I think SCOTUS's attempts at legitimacy maintenance are compatible with and even bolster the ultra-realist argument.
Like, the ultra-realist argument is simply they pick the result based on extra-legal factors. For the 5th, the only factor is "we're pure evil". For SCOTUS, it's a blend.
Like, the fact that SCOTUS backpedaled from Bruen in Rahimi is easily explainable with an ultra-realist framework. It is very hard to explain how those two decisions are possible and compatible under basically any other theory of legalism.
A sufficiently motivated Congress could break the judiciary in half. They could strip jurisdiction at will, they could impeach any justice, they could pack SCOTUS, they could dissolve an out of control circuit. They could sell building and turn it into an Applebees if they wanted.

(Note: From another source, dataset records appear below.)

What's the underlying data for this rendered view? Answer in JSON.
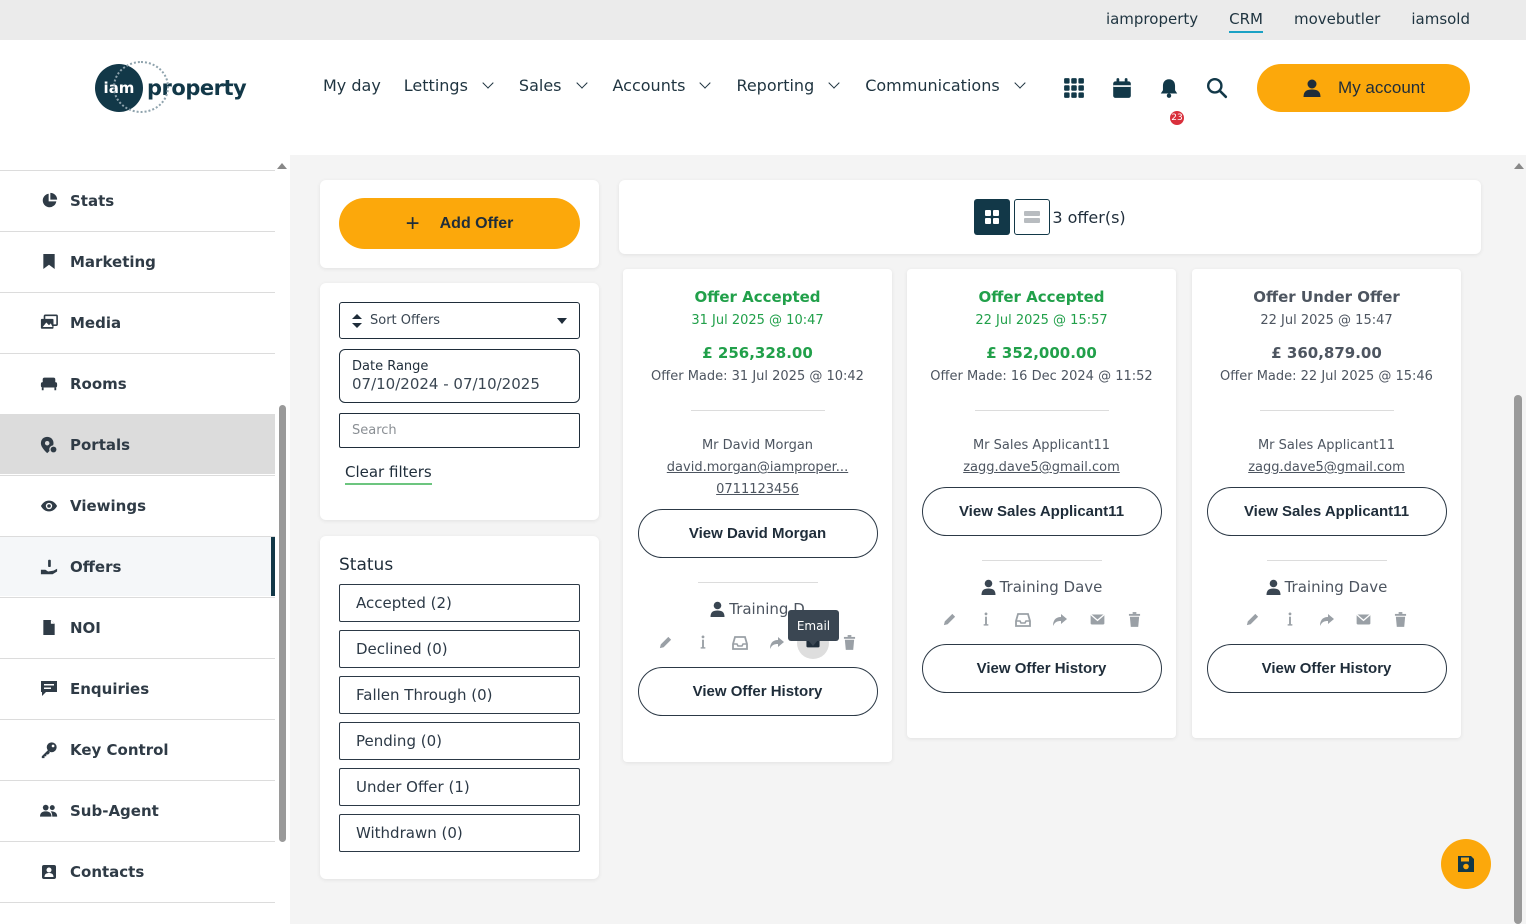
{
  "top_links": [
    {
      "label": "iamproperty",
      "active": false
    },
    {
      "label": "CRM",
      "active": true
    },
    {
      "label": "movebutler",
      "active": false
    },
    {
      "label": "iamsold",
      "active": false
    }
  ],
  "logo": {
    "mark": "iam",
    "word": "property"
  },
  "nav": [
    {
      "label": "My day",
      "dropdown": false
    },
    {
      "label": "Lettings",
      "dropdown": true
    },
    {
      "label": "Sales",
      "dropdown": true
    },
    {
      "label": "Accounts",
      "dropdown": true
    },
    {
      "label": "Reporting",
      "dropdown": true
    },
    {
      "label": "Communications",
      "dropdown": true
    }
  ],
  "header_icons": [
    "apps-grid-icon",
    "calendar-icon",
    "bell-icon",
    "search-icon"
  ],
  "notification_count": "23",
  "account_button": "My account",
  "sidebar": [
    {
      "label": "Stats",
      "icon": "pie-chart-icon",
      "state": ""
    },
    {
      "label": "Marketing",
      "icon": "bookmark-icon",
      "state": ""
    },
    {
      "label": "Media",
      "icon": "photos-icon",
      "state": ""
    },
    {
      "label": "Rooms",
      "icon": "couch-icon",
      "state": ""
    },
    {
      "label": "Portals",
      "icon": "portal-icon",
      "state": "hover"
    },
    {
      "label": "Viewings",
      "icon": "eye-icon",
      "state": ""
    },
    {
      "label": "Offers",
      "icon": "hand-money-icon",
      "state": "active"
    },
    {
      "label": "NOI",
      "icon": "file-icon",
      "state": ""
    },
    {
      "label": "Enquiries",
      "icon": "comment-icon",
      "state": ""
    },
    {
      "label": "Key Control",
      "icon": "key-icon",
      "state": ""
    },
    {
      "label": "Sub-Agent",
      "icon": "users-icon",
      "state": ""
    },
    {
      "label": "Contacts",
      "icon": "contact-card-icon",
      "state": ""
    }
  ],
  "filters": {
    "add_offer": "Add Offer",
    "sort_label": "Sort Offers",
    "date_range_label": "Date Range",
    "date_range_value": "07/10/2024 - 07/10/2025",
    "search_placeholder": "Search",
    "clear_filters": "Clear filters"
  },
  "status": {
    "title": "Status",
    "options": [
      "Accepted (2)",
      "Declined (0)",
      "Fallen Through (0)",
      "Pending (0)",
      "Under Offer (1)",
      "Withdrawn (0)"
    ]
  },
  "offer_count": "3 offer(s)",
  "offers": [
    {
      "status": "Offer Accepted",
      "status_color": "green",
      "date": "31 Jul 2025 @ 10:47",
      "amount": "£ 256,328.00",
      "made": "Offer Made: 31 Jul 2025 @ 10:42",
      "name": "Mr David Morgan",
      "email": "david.morgan@iamproper...",
      "phone": "0711123456",
      "view_button": "View David Morgan",
      "agent": "Training D",
      "history_button": "View Offer History"
    },
    {
      "status": "Offer Accepted",
      "status_color": "green",
      "date": "22 Jul 2025 @ 15:57",
      "amount": "£ 352,000.00",
      "made": "Offer Made: 16 Dec 2024 @ 11:52",
      "name": "Mr Sales Applicant11",
      "email": "zagg.dave5@gmail.com",
      "phone": "",
      "view_button": "View Sales Applicant11",
      "agent": "Training Dave",
      "history_button": "View Offer History"
    },
    {
      "status": "Offer Under Offer",
      "status_color": "grey",
      "date": "22 Jul 2025 @ 15:47",
      "amount": "£ 360,879.00",
      "made": "Offer Made: 22 Jul 2025 @ 15:46",
      "name": "Mr Sales Applicant11",
      "email": "zagg.dave5@gmail.com",
      "phone": "",
      "view_button": "View Sales Applicant11",
      "agent": "Training Dave",
      "history_button": "View Offer History"
    }
  ],
  "tooltip": "Email",
  "colors": {
    "accent": "#fca80b",
    "brand": "#123848",
    "success": "#21a04a"
  }
}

IMO it's really disfunction of the Senate, and the mistaken conversion of historical traditions into permanent veto points. The House is a mess but it's a viable mess.
I imagine a greater diversity of views and parties that would encourage coalitions arranged around specific policies/interests, but that could be naive
If traditions are solutions to problems we no longer remember, senate traditions are problems with obvious solutions we can't implement because we no longer remember what a functioning legislature looks like
Partially because if the legislature was less dysfunctional, you could rework the judiciary. The judiciary being less corrupt or winning a Dem appointed majority on the Supreme Court bench would not help with the legislature much at all.
the judiciary is a problem precisely because we can never trust the legislature to do the right thing. Alito called this out himself, and, frustratingly, wasn't entirely wrong
I probably agree. But it's tricky to separate them in certain respects. For example, the Court's interest in nondelegattion and invention of the major questions doctrine are likely predicated on a dysfunctional Congress. But, those doctrines also encourage gridlock.
been thinking about this *a lot* wrt bump stocks. It's wild that the law passed by congress was ruled just not quite clear enough and we (not wrongly) recognize it as game over.
I'd argue that Congress has been somewhat dysfunctional since its inception and the republic has muddled through. The current dynamic with SCOTUS is new and it's headed to a very bad place unless Thomas and/or Alito succumb to father time sooner rather than later.
right? like you could pass a law to undo what they did with bump stocks, but they won’t - an example of some dramatic changes they’ve made which cannot, in effect, be undone.
Yes, it’s just a much harder problem to solve so people don’t try to solve it. Sure, the filibuster can be killed by simple majority, but malapportionment generally is imo the real root of the dysfunction and that is really hard to fix.